When you run a business that accepts card payments, you’re almost definitely going to be covered by PCI DSS requirements. PCI DSS stands for Payment Card Industry Data Security Standards and to put it simply, these are the legal requirements you have to fulfil when processing card transactions.
These requirements are created to protect you and your customers from card fraud. Take a look through our list to be sure you’re following the mall. Failure to do so can leave you open to a lawsuit and uncovered by insurance if fraud does occur.
1. Maintain a Firewall
A firewall must be used to prevent unauthorised access to your systems from outside of your network. The firewall should be properly enabled and updated so it only allows what you want to pass through it.
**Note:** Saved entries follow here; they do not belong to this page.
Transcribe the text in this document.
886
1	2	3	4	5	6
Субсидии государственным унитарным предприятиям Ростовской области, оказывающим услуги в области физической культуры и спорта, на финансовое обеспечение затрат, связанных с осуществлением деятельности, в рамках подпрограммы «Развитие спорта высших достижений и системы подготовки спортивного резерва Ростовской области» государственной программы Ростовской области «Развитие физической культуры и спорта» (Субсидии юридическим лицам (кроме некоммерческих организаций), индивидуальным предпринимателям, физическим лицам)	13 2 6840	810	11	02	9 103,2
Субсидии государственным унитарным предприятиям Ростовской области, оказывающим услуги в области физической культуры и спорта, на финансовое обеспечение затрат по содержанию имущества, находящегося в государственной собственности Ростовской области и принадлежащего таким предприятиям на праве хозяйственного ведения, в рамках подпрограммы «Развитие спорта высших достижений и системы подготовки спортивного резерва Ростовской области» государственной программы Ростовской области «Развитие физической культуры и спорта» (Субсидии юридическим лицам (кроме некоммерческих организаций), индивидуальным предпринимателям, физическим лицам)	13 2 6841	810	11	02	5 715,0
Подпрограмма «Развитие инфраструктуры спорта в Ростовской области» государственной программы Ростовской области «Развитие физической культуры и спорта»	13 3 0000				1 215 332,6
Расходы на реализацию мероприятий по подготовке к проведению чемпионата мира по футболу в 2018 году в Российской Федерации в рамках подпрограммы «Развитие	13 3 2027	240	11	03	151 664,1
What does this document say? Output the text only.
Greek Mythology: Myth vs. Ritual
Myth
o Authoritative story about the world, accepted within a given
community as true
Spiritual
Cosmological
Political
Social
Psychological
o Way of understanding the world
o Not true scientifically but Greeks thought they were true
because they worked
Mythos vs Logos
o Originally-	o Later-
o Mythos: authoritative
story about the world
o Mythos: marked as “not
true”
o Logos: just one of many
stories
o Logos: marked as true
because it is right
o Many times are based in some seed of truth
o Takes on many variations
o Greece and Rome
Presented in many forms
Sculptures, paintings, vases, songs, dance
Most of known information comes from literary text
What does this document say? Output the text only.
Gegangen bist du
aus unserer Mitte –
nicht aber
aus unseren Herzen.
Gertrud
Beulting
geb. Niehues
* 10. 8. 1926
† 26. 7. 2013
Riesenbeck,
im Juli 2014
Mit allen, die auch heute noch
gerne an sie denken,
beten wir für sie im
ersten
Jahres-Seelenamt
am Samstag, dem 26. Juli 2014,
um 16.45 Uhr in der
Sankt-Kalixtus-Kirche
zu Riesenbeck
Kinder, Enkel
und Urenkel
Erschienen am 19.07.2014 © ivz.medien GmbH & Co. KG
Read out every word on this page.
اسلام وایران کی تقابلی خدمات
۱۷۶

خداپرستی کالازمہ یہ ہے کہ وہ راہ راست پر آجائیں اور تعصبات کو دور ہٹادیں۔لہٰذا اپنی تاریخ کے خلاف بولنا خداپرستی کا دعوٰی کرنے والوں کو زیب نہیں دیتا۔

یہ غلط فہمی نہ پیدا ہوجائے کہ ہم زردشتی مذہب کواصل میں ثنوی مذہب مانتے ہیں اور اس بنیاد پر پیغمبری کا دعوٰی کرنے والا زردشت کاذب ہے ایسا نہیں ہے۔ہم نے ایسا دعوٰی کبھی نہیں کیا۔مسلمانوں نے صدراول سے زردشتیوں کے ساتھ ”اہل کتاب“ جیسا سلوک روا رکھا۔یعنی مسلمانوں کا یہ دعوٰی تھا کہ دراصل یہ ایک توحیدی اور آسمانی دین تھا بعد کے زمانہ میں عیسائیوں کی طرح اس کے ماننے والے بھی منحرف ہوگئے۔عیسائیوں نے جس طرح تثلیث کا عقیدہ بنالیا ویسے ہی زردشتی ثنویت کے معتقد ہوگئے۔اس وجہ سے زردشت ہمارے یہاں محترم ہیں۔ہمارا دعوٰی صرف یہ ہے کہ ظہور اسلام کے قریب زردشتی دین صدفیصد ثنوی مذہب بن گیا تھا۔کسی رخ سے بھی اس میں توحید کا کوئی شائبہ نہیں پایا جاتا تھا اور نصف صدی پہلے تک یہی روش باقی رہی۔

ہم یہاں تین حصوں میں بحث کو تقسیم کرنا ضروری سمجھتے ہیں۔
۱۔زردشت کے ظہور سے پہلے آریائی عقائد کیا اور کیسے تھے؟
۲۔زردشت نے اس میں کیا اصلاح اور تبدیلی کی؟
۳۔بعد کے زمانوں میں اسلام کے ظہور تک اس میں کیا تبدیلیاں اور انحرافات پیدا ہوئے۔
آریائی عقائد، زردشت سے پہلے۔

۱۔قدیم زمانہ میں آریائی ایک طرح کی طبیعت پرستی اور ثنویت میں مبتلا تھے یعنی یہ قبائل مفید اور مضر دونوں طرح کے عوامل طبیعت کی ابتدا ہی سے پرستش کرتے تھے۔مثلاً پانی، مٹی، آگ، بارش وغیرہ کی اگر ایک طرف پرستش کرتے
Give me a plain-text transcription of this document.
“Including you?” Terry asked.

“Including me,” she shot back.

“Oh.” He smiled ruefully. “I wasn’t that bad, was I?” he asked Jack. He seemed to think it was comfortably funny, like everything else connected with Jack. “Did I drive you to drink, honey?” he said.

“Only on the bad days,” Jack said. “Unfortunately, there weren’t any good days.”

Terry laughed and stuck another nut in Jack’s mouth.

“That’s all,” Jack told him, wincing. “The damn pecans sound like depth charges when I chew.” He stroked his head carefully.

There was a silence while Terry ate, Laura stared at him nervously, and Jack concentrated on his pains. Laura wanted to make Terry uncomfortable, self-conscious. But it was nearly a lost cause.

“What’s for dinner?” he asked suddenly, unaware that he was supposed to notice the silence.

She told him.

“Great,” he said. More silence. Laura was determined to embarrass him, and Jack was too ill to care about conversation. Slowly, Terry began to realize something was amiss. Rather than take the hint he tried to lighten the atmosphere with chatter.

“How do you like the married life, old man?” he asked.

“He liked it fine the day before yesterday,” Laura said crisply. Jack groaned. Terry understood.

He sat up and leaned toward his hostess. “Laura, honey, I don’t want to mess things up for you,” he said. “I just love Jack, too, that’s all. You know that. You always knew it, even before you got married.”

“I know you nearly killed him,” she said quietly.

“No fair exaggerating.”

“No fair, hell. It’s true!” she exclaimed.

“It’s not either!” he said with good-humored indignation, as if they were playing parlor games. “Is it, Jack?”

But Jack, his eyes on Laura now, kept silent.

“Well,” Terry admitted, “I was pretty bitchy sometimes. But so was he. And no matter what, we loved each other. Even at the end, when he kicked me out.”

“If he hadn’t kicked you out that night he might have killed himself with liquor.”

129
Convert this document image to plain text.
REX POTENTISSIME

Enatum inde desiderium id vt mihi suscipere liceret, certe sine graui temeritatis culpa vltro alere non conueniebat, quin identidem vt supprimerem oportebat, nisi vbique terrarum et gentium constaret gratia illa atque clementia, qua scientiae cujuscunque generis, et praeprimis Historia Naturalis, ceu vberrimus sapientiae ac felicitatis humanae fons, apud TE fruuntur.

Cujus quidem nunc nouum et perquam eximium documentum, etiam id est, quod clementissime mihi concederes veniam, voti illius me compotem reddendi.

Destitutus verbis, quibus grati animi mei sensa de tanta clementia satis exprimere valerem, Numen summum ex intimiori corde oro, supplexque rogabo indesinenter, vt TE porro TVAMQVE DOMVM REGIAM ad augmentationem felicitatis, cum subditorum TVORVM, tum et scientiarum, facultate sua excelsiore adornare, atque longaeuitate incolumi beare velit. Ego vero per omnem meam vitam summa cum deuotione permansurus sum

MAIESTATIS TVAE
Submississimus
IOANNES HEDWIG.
2. Use of Anti-Virus and Anti-Malware Programs
Anti-virus and anti-malware seem like obvious things to have, yet there are still people and businesses who use inadequate coverage. It’s best to go with the most reputable brands, regardless of cost. The programs should be configured to work with your systems in the best way too, and of course they should be updated regularly. Remember to actually use these programs and scan regularly too.
3. Change All Default Settings
Never keep default accounts or passwords on your system.Change or delete every one of these before setting up your network. Some programs may come with default settings which can be exploited, be wary of this and set up all software thoroughly.
4. Use of Secure Digital Storage
Any data which is stored must be done so in a secure manner.This means even if you are taking credit card payments over the phone instead of online, you can’t just jot the details down on a notepad. Everything should be inputted through your system, which should use various forms of hashing and encryption to store it all securely.
5. Maintaining a Secure, Updated System
Your entire network should also be updated regularly. Any software which isn’t updated with the latest patches could be vulnerable as an entry point for attackers. Stay safe and stay up to date.
6. Restriction of Access to Data
Access to the sensitive data you hold should be restricted and given only when truly needed. Using a system which logs access and uses identifiers to see who accessed the data is a great way to spot unauthorised usage. Only allowing access when the account in question needs it is also a great idea.
7. Restricting Physical Access to Devices
Online security is one thing, but you still need to think about offline too. It’s no good if somebody can just walk into your server room and swipe your raw data to try and figure out at home. Keep your data servers in a physically safe location, under lock and key where access is restricted.
8. Security Testing
Regular testing can alert you to vulnerabilities in your system before they become a serious problem. Take advantage of this and test often. Use qualified personnel and be sure to have a good network administrator around to spot weaknesses.